Moses Maimonides, auch bekannt als der Rambam, gehörte zu den größten jüdischen Gelehrten aller Zeiten. Er leistete dauerhafte Beiträge als Philosoph, Rechtskodifizierer, Arzt, politischer Berater und lokale Rechtsbehörde. Sein ganzes Leben lang navigierte Maimonides geschickt durch parallele, aber unterschiedliche Welten und diente sowohl der jüdischen als auch der breiteren Gemeinschaft.
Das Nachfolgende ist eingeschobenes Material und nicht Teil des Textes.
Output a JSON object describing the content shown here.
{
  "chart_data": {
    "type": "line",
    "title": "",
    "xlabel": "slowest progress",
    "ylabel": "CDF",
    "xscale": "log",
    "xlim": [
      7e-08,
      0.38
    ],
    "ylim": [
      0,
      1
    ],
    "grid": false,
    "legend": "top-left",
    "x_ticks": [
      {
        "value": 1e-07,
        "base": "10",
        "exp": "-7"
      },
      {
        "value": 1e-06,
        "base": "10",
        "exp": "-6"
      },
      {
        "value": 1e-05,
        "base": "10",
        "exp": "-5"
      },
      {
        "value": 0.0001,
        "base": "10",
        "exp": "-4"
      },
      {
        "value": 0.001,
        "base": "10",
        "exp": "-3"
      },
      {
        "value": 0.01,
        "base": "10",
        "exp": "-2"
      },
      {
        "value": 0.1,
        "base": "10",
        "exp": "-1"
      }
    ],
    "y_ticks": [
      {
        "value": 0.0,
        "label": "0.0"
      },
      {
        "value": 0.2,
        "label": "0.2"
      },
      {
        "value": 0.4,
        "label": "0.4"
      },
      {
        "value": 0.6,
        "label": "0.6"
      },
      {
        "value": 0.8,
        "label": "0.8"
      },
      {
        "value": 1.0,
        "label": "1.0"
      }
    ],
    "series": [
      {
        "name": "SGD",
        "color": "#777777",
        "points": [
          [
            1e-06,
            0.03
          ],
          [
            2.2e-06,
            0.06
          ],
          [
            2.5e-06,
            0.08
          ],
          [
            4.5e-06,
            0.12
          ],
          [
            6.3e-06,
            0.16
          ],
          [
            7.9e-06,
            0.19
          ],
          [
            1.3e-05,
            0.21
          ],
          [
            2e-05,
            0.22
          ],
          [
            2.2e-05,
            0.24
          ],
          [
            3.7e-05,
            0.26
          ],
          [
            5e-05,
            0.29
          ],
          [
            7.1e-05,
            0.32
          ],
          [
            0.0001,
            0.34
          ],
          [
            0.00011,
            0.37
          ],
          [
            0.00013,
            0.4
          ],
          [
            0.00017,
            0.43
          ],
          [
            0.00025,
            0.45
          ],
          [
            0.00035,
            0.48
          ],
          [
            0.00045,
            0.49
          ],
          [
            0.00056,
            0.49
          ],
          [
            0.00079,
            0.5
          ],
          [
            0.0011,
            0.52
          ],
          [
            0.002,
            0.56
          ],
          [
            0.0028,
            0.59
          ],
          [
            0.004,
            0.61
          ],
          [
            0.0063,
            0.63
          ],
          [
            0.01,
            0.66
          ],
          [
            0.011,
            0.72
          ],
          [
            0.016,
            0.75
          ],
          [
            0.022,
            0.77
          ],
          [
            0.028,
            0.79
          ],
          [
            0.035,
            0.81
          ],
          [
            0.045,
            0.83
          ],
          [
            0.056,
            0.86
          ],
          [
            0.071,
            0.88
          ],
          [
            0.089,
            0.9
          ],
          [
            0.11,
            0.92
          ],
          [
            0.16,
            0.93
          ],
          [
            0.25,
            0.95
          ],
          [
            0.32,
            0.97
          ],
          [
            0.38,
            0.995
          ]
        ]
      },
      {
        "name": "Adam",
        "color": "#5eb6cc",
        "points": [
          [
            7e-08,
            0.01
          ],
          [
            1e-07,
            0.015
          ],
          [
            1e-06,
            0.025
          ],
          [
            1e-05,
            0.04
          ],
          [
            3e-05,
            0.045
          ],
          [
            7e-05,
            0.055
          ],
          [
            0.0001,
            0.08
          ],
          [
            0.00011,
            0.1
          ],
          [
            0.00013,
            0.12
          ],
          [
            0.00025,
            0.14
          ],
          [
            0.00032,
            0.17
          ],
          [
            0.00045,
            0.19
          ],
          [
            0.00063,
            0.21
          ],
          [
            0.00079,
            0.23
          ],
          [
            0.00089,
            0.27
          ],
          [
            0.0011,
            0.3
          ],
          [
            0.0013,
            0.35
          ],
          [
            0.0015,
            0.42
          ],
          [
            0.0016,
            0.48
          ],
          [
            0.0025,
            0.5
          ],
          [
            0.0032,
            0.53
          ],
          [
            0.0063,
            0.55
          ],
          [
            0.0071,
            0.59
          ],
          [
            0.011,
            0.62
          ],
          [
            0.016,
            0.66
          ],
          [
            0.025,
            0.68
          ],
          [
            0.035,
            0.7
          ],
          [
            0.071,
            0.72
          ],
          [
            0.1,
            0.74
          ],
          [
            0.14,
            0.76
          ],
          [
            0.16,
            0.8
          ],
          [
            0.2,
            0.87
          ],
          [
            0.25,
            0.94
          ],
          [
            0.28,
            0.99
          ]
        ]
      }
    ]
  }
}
Maimonides war sowohl Traditionalist als auch Innovator. Obwohl er seinen Anteil an Kontroversen ertrug, nahm er dennoch eine einzigartige, unbestrittene Position der Ehrfurcht in den Annalen der jüdischen Geschichte ein.

Ein Mann der Welt

Moshe ben Maimon wurde 1138 oder Ende 1137 geboren. „Maimonides“ ist die griechische Übersetzung von „Moses, Sohn des Maimon“, während das Akronym RamBaM (वמבּ״ם) das hebräische Äquivalent ist. Er wuchs in Córdoba im heutigen Südspanien auf. Aufgewachsen in einer wohlhabenden, gebildeten Familie, studierte der junge Maimonides traditionelle jüdische Texte wie Mischna, Talmud und Midrasch unter der Anleitung seines Vaters Maimon. (Ein versierter Gelehrter in seinem eigenen Recht, Maimon war der intellektuelle Spross des legendären Halachisten Isaac Alfasi.)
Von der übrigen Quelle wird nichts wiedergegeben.